Todos sabemos que la teatralidad de puede manifestar de muy diversas formas y el propio concepto de teatralidad puede variar con el paso del tiempo, pero en su esencia se supone que el teatro implica un proceso de comunicación entre un actor y un espectador como explicó en su día Grotowski, un proceso que implica además un proceso que se articula en dos planos, el del personaje y el del actor, dando lugar a una doble enunciación. Todo lo demás es espectáculo que habría que agrupar bajo la denominación posible de “acción escénica” en cuanto se trata de una acción, de una ejecución que se presenta en un espacio que se convierte, en su totalidad o en parte, en escena. Algunas propuestas incluso suponen una continuidad de aquellas visiones animadas que se ofrecían en las barracas de feria, en tanto tenían como finalidad la presentación de “fenómenos” de la naturaleza o la ciencia, desde un ser humano con tres piernas hasta elefante con dos trompas o un autómata. Y no hablamos de los espectáculos teatrales breves que también se ofrecían en ferias y otras celebraciones populares sino de esa especie de “tableaux vivants” que asombraban y sobrecogían por su impacto visual. En esa dirección podemos considerar trabajos de Guillermo Gómez-Peña o Marcel.lí Antúnez y de esa legión de performadores y performadoras que reclaman la formulación de un nuevo canon. Trabajos que muy de vez en cuando tienen una fuerte dimensión crítica y muestran direcciones posibles para una teatralidad renovada o radicalmente diferente, pero que en muchas otras ocasiones no dejan de ser simples ocurrencias embaladas con el ropaje del arte conceptual.       

No se trata de poner puertas al campo, ni de coartar la libertad de cada quien a hacer lo que le viniere en gana, siempre que sepa, entienda y practique aquello de que la libertad de uno termina donde empieza la libertad del otro, sobre todo la del espectador. Se trata más bien de situar y justificar los discursos artísticos, por relativos que sean, o precisamente por eso. Hace bastantes años, cuando la Bienal de Venecia se dedicaba a consagrar y airear a los cuatro vientos boberías e insensateces, los que contemplaban entre escépticos y cabreados aquel espectáculo eran tachados de antiguos, de retrógrados, de ignorantes, de reaccionarios… Hace muy pocos años los azorados responsables de esa misma Bienal nos sorprendían a todos proclamando un lema bien significativo: “más ética y menos estética”. Pues eso…, o, cuando menos, un poco de todo.
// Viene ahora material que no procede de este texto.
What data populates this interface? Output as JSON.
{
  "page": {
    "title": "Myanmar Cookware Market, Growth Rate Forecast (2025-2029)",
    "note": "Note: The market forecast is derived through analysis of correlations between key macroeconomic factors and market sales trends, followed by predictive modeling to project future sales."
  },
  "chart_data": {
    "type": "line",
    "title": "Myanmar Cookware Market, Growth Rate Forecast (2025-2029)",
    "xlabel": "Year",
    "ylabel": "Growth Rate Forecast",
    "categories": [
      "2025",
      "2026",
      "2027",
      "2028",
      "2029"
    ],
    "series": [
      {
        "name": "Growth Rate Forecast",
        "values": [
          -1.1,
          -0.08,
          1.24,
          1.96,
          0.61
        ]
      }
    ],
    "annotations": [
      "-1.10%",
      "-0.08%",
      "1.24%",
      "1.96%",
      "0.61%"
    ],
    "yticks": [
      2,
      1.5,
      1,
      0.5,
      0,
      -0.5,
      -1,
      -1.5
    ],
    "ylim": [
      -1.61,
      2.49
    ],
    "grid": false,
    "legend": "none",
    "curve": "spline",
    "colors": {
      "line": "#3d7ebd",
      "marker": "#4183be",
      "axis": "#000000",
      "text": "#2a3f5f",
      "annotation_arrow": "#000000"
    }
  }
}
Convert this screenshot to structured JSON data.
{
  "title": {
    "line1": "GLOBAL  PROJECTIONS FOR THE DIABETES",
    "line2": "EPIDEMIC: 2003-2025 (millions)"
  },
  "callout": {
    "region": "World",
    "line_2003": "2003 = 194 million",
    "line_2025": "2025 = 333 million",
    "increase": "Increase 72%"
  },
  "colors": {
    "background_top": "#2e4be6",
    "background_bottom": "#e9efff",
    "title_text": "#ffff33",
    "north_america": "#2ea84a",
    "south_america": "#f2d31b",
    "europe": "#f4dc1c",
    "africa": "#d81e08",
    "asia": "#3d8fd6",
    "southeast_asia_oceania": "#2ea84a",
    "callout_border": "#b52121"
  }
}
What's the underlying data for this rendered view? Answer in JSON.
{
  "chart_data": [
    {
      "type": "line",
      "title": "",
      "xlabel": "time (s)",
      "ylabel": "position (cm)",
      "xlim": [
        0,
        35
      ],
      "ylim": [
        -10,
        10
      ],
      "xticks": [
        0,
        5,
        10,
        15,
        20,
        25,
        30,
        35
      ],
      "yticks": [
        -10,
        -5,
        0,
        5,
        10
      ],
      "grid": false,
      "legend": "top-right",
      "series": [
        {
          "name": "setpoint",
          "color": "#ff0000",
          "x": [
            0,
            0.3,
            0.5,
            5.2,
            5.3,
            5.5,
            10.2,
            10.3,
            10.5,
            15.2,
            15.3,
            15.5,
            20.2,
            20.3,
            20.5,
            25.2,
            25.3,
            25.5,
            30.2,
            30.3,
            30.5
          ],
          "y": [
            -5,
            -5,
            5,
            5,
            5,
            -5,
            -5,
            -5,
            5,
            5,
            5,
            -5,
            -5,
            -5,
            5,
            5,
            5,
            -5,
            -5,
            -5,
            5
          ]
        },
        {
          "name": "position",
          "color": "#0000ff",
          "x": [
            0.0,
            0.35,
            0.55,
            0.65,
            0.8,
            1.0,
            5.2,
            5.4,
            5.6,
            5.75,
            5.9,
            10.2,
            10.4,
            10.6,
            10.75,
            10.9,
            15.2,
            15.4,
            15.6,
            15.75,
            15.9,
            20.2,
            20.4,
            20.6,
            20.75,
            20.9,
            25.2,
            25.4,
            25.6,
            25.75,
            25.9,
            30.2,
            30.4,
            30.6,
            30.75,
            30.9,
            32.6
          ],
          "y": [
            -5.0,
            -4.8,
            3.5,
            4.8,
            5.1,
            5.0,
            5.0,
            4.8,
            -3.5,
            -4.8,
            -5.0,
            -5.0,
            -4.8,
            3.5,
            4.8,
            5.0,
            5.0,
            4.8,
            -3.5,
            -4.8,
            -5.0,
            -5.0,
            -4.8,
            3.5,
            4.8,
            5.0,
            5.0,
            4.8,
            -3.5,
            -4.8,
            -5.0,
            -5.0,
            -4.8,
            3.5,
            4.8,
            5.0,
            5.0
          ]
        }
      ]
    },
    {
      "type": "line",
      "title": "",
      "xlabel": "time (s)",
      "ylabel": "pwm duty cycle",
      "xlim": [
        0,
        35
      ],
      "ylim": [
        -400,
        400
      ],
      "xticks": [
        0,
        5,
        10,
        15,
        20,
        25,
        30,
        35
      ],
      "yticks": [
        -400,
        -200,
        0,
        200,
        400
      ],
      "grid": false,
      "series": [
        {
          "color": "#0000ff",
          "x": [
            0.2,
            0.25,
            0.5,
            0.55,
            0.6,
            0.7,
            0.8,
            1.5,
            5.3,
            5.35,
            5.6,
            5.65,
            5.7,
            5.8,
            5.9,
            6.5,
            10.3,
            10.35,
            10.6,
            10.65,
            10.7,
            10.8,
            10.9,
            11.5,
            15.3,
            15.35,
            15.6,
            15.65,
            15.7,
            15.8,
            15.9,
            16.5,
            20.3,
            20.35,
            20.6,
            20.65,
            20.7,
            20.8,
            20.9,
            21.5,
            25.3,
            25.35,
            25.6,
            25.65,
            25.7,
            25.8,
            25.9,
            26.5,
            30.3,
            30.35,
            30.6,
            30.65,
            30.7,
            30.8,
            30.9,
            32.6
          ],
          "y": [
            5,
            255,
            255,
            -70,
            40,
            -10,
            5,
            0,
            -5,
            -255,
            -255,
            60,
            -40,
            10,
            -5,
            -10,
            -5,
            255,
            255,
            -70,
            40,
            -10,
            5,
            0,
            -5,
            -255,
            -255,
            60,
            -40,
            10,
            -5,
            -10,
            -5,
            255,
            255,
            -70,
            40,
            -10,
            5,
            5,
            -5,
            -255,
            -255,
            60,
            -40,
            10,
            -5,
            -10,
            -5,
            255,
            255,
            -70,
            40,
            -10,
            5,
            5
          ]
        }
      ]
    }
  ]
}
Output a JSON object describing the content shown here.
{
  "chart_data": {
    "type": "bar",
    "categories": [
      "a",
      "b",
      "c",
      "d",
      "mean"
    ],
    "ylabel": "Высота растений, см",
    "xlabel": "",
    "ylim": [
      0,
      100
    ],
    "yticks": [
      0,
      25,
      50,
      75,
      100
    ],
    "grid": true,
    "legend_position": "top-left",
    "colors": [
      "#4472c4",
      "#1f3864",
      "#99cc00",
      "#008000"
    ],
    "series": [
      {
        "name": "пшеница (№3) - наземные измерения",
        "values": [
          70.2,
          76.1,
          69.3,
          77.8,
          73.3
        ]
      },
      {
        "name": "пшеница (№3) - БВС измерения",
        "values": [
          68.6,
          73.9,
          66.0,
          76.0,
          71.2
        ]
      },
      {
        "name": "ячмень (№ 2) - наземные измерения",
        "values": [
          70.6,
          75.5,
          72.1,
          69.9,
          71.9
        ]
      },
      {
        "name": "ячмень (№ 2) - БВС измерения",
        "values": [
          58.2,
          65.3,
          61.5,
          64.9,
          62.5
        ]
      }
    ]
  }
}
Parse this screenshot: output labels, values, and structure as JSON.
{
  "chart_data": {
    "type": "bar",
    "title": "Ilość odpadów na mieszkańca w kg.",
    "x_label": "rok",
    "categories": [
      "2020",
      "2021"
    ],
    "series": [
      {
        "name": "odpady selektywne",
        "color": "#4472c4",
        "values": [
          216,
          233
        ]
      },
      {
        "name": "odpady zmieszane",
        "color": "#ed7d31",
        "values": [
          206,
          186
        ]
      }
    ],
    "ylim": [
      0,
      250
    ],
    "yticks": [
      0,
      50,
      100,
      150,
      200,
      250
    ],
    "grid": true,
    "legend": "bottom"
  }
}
Por cierto, y hablando de antiguos…, ese era el calificativo que siguen utilizando Cheney, Bush y Rice para hablar de Europa, donde Europa quiere decir tradición, entendida como opuesta a lo nuevo o a lo novísimo, siendo esto último un valor en alza representado justamente por los Estados Unidos de América. Esa era la apuesta de muchos futuristas italianos, deslumbrados por la fugacidad del instante y las combinaciones aleatorias. Una buena parte de aquellos ideadores de proclamas aparentemente incendiarias acabaron donde acabaron…, dando vivas a Don Benito.